Después de las victorias electorales, la alegría de los ganadores y sus ruidosas fiestas de celebración, los candidatos electos se preparan para gobernar con sus propias ideas y hacer realidad sus promesas de cambio y renovación.
Lo que el electorado no siempre sabe es lo difícil que será la tarea. Los gobernantes entrantes tendrán que superar enormes obstáculos y, con frecuencia, atravesar el terreno minado y alambrado por sus predecesores quienes, de esta forma, tratan de impedir que se deshagan las cosas que fueron rechazadas en las urnas.
El caso de Argentina es revelador. Antes de la posesión de Macri no se mantuvieron los protocolos más elementales de cordialidad y buenas maneras entre el presidente entrante y la saliente. No hubo empalme entre sus equipos. Macri y sus ministros, en realidad, no saben lo que van a encontrar. Ni cuánta plata hay en caja ni qué obligaciones se deben pagar en los próximos días. Se sabe, eso sí, de la existencia de muchos contratos y nombramientos de la administración saliente, precisamente para amarrar recursos, puestos y compromisos, pero, sobre todo, para obstaculizar la labor del nuevo presidente y mantener los privilegios de la señora Kirchner y sus socios. Cristina Fernández no asistió al cambio de gobierno, lo boicoteó, se despidió con una desafiante manifestación en la Plaza de Mayo y anunció una oposición cerrada al nuevo mandatario.
En Venezuela las cosas son todavía más difíciles.
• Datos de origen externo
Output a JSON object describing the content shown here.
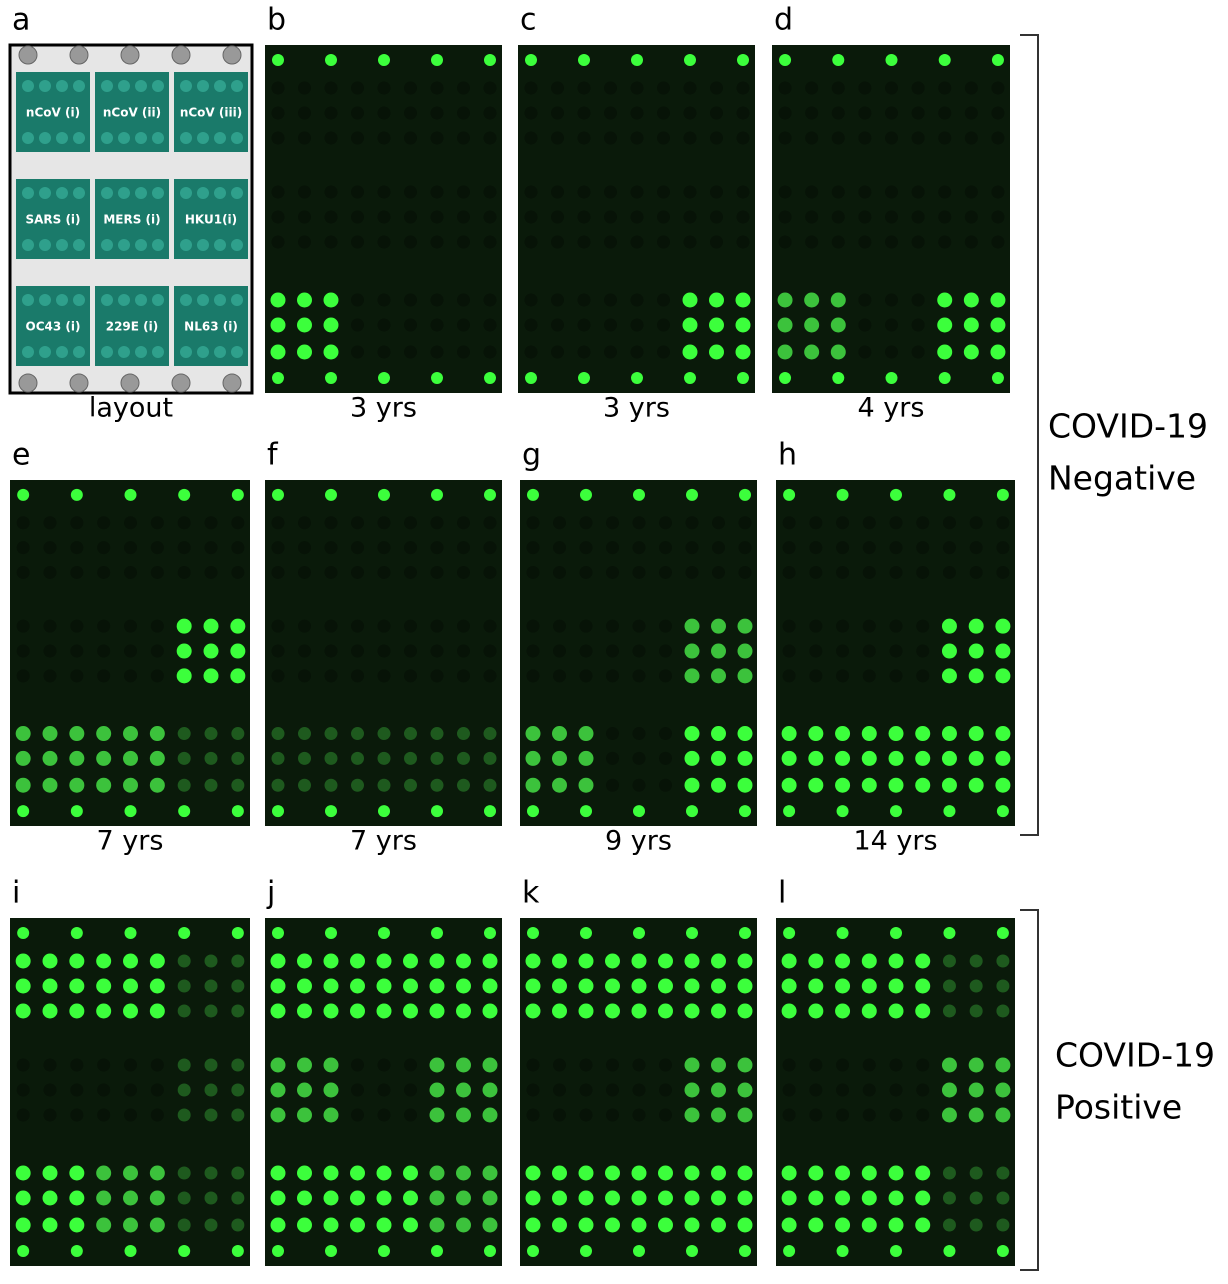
{
  "panels": [
    {
      "letter": "a",
      "caption": "layout"
    },
    {
      "letter": "b",
      "caption": "3 yrs"
    },
    {
      "letter": "c",
      "caption": "3 yrs"
    },
    {
      "letter": "d",
      "caption": "4 yrs"
    },
    {
      "letter": "e",
      "caption": "7 yrs"
    },
    {
      "letter": "f",
      "caption": "7 yrs"
    },
    {
      "letter": "g",
      "caption": "9 yrs"
    },
    {
      "letter": "h",
      "caption": "14 yrs"
    },
    {
      "letter": "i"
    },
    {
      "letter": "j"
    },
    {
      "letter": "k"
    },
    {
      "letter": "l"
    }
  ],
  "layout_tiles": [
    "nCoV (i)",
    "nCoV (ii)",
    "nCoV (iii)",
    "SARS (i)",
    "MERS (i)",
    "HKU1(i)",
    "OC43 (i)",
    "229E (i)",
    "NL63 (i)"
  ],
  "groups": [
    {
      "lines": [
        "COVID-19",
        "Negative"
      ]
    },
    {
      "lines": [
        "COVID-19",
        "Positive"
      ]
    }
  ]
}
La oposición ganó el control de apenas uno de los poderes públicos –la mayoría en el Legislativo–, pero el chavismo maneja el Ejecutivo, la judicatura y amplios sectores del Ejército. Maduro se muestra agresivo, amenazante, dispuesto a defender, como sea, el poder. Lo que viene no es la tarea de reconstruir el país, asolado por la incompetencia y la corrupción del gobierno, sino nuevas luchas y mayores enfrentamientos contra él. Los partidos de oposición ganaron apenas una gran batalla democrática, pero están lejos del control del Ejecutivo. Además de sus avances y retrocesos en la Asamblea Nacional, tendrán que enfrentar los vetos y las zancadillas del chavismo y prepararse para ir unidos a las próximas elecciones presidenciales. Pasará mucho tiempo antes de que los venezolanos tengan la certeza de que su país ha recobrado el orden institucional, un manejo económico moderno y garantías judiciales para todos.
Tampoco será fácil el cambio en Bogotá. Peñalosa llega a la alcaldía con entusiasmo, un gran equipo (los colaboradores que ha anunciado son de primera categoría) y un programa viable para transformar la ciudad. Pero la administración saliente, al igual que el kirchnerismo, ha amarrado contratos, nombramientos y negociaciones, a sabiendas de que serán un palo en la rueda para el nuevo alcalde. Serán duros los primeros meses de la nueva administración. Se avecinan enfrentamientos entre quienes se aferran sus privilegios y quienes desean el cambio y deben cumplir el mandato de renovación y cambio de rumbo que recibieron de sus electores.
Los nuevos gobernantes deben mantener abiertos los canales de comunicación con la opinión pública para que ésta se entere de las dificultades que enfrentan. Así los electores podrán entender por qué no se toparán a la vuelta de la esquina con las promesas de campaña que los sedujeron y por las que votaron hace sólo unas pocas semanas.